Government to pay oil firms 3.6 trillion

What you need to know:

  • Rejected. The Auditor Generals office rejected some claims amounting to Shs250b by the oil companies because they appeared inflated.

Kampala. An early assessment of recoverable costs by the Auditor General (AG) reveals that Uganda owes the international oil companies at least $1b (about Shs3.6 trillion) in costs incurred on various activities during the exploration and appraisal phases since 2001.
The revelation was made by the director of Audit for Central Government, Mr Joseph Hirya, last Friday at the International Organisation of Supreme Audit Institutions (INTOSAI) conference in Kampala.
The costs and other details pertaining to the oil and gas industry extraction have been a mystery given the confidentiality of the exploration and extraction agreements between government and the oil companies.
“These figures are however going to rise especially as the country moves into the [oil] development stage and eventually commercial production,” Mr Hirya added.
He could not provide a breakdown of the costs submitted by the different companies, but revealed that the AG’s office had also rejected some claims amounting to $70m (Shs250b) by the oil companies because they appeared “inflated.”
The $1b bill, according to sources in the Petroleum Authority of Uganda (PAU) which regulates the oil and gas sector, however is “as of up to 2012.”
“We are working around the clock to bring the figures up to-date,” said a senior PAU official.
The Auditor General is mandated to audit claims of recoverable costs submitted by the oil companies.
Under the Production Sharing Agreements (PSAs) with government, the oil companies are required to invest in the sector and will recoup their money once commercial oil production starts. According to government, production will start later in 2020.
The PSAs spell out the type of costs the companies can recover from government and those which are unrecoverable.
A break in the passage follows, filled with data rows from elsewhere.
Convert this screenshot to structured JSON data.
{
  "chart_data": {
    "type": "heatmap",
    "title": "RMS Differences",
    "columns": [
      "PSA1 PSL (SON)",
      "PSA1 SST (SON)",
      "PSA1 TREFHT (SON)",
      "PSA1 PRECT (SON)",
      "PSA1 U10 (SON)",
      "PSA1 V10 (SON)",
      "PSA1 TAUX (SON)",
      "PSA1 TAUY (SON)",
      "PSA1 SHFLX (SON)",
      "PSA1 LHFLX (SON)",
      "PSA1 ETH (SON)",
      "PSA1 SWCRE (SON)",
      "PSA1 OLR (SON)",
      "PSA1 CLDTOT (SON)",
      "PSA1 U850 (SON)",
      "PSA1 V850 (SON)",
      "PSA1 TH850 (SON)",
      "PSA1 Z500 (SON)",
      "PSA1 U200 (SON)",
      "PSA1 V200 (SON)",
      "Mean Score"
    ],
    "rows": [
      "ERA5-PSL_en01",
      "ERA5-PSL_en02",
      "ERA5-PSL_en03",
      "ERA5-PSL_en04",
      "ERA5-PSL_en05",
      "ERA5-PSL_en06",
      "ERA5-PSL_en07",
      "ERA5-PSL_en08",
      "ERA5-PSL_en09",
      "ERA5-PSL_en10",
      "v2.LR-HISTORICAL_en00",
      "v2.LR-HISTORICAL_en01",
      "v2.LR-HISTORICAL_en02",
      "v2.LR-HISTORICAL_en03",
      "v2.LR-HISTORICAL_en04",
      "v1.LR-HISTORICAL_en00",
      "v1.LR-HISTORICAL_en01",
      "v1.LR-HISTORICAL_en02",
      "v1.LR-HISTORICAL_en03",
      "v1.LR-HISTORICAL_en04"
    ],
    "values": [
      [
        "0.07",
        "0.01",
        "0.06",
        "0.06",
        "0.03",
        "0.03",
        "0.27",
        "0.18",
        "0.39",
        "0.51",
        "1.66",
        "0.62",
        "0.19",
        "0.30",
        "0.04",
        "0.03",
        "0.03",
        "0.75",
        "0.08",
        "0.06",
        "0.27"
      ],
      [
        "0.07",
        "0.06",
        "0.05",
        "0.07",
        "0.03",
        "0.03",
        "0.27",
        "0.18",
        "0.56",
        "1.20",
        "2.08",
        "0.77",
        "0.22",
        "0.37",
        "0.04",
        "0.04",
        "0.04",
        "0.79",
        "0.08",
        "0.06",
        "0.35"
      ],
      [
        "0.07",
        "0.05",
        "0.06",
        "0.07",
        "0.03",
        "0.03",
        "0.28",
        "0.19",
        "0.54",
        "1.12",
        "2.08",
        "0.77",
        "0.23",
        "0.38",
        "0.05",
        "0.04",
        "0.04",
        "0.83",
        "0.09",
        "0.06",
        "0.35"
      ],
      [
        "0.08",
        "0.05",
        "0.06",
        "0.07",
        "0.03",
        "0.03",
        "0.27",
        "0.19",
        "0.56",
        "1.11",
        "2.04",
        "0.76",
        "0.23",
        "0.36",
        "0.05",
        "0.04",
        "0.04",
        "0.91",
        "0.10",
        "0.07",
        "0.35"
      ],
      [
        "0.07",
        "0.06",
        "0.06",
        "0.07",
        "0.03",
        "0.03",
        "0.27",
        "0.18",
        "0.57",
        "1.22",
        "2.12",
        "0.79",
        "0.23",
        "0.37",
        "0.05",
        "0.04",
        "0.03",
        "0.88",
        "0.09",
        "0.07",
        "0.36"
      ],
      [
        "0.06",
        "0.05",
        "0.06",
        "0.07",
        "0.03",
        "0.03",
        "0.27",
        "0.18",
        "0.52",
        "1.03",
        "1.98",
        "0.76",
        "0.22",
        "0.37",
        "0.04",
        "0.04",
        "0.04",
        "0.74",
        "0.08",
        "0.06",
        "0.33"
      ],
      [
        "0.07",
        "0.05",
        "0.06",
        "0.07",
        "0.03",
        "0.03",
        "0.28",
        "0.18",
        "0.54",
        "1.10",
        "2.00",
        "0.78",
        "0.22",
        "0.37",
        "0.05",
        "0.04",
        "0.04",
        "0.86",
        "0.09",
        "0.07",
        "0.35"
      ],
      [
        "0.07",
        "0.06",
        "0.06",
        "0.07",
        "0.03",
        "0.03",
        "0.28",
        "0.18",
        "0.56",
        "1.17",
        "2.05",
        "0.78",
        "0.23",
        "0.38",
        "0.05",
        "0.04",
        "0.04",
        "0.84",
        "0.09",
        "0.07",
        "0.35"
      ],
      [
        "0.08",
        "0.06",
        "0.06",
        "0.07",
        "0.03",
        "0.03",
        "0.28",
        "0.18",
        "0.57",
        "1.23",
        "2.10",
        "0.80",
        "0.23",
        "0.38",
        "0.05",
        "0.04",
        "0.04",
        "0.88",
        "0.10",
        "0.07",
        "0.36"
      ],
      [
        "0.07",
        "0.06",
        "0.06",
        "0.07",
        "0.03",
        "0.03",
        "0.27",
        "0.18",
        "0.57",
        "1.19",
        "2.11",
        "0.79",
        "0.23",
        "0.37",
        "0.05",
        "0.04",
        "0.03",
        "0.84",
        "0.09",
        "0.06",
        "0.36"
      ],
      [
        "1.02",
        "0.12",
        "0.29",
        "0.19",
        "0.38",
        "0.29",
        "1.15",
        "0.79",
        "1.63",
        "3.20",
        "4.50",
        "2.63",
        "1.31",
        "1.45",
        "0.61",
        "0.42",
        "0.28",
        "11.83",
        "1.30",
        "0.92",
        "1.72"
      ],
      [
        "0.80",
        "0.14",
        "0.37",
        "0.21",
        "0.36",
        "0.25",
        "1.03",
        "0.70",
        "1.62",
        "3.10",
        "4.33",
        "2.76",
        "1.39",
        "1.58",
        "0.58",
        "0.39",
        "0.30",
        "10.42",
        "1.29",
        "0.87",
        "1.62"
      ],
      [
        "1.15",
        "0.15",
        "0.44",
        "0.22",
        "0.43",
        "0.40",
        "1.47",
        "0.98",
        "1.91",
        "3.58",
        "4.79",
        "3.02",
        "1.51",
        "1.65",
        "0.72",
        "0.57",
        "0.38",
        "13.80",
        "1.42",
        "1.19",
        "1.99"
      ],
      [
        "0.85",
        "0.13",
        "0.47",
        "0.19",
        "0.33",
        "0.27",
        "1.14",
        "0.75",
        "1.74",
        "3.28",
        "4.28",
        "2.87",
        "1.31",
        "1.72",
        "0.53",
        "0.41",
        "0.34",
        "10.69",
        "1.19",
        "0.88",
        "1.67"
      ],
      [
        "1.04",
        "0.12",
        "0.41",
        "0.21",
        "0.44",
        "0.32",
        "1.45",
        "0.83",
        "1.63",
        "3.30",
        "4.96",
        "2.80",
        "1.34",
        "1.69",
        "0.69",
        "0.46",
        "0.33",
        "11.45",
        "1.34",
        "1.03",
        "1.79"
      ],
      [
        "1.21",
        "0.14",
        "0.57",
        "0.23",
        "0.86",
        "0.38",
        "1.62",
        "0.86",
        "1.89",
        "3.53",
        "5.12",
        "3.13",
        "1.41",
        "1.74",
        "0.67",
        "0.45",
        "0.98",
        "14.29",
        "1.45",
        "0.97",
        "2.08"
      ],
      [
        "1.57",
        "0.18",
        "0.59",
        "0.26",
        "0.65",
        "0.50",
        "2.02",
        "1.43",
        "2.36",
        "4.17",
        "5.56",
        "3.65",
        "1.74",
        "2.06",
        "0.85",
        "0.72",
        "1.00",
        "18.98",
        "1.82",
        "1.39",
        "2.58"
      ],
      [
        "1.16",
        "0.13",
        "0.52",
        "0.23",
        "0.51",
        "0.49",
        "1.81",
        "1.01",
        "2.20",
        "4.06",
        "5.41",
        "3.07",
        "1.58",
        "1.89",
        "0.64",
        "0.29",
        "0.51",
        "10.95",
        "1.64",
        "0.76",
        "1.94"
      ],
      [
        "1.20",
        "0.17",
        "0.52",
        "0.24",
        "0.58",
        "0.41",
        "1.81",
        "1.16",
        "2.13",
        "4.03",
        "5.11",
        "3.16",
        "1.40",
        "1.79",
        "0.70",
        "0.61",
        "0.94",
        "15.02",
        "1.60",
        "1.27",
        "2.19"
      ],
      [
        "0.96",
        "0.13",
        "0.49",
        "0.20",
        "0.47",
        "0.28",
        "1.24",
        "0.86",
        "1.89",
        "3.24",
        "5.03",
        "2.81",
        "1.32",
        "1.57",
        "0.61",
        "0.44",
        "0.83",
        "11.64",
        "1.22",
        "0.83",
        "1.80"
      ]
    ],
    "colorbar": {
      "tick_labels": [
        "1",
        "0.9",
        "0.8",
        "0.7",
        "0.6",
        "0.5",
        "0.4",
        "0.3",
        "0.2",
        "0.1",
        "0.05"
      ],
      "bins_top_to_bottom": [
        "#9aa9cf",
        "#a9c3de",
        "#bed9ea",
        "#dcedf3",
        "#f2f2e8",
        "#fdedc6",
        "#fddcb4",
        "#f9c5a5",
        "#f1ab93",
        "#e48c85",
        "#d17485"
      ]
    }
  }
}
The recoverable costs include all exploration, development, production and operating expenditures.
However, with the country moving into the development phase during which at least $8b (about Shs25 trillion) will be invested, there is worry that oil companies will submit more exorbitant claims in recoverable costs.
Until 2010, government had hired audit firms Ernst and Young and KPMG to assess the recoverable costs as the office of the Auditor General built its own internal capacity.
The Auditor General’s office has since taken over the auditing of the recoverable costs with a 10-member team.
The working group of the extractives industry of the INTOSAI convened in Kampala last week to share knowledge and expertise on conducting such technical audits, comprised officials from Iraq, Ghana, Botswana, Tanzania, Saudi Arabia, Vietnam, Zambia, Libya, and Sudan.
The meeting held under the theme: “Enhancing the audit of extractive industries: Risks and Mitigation” was part of the vast wide-ranging discussions to establish global guidelines for auditing the extractives sector —oil/gas and mining.
Uganda’s Auditor General John Muwanga chairs the working group on extractives, which has developed a draft policy.
Currently, there is no established policy to guide institutions auditing activities in the extractives industry, which has led to mining and oil companies get away with most of their sins.
The deputy Auditor General, Ms Keto Kayemba, said this has already proved “problematic” in Uganda where billions of shillings are being lost in the mining sector.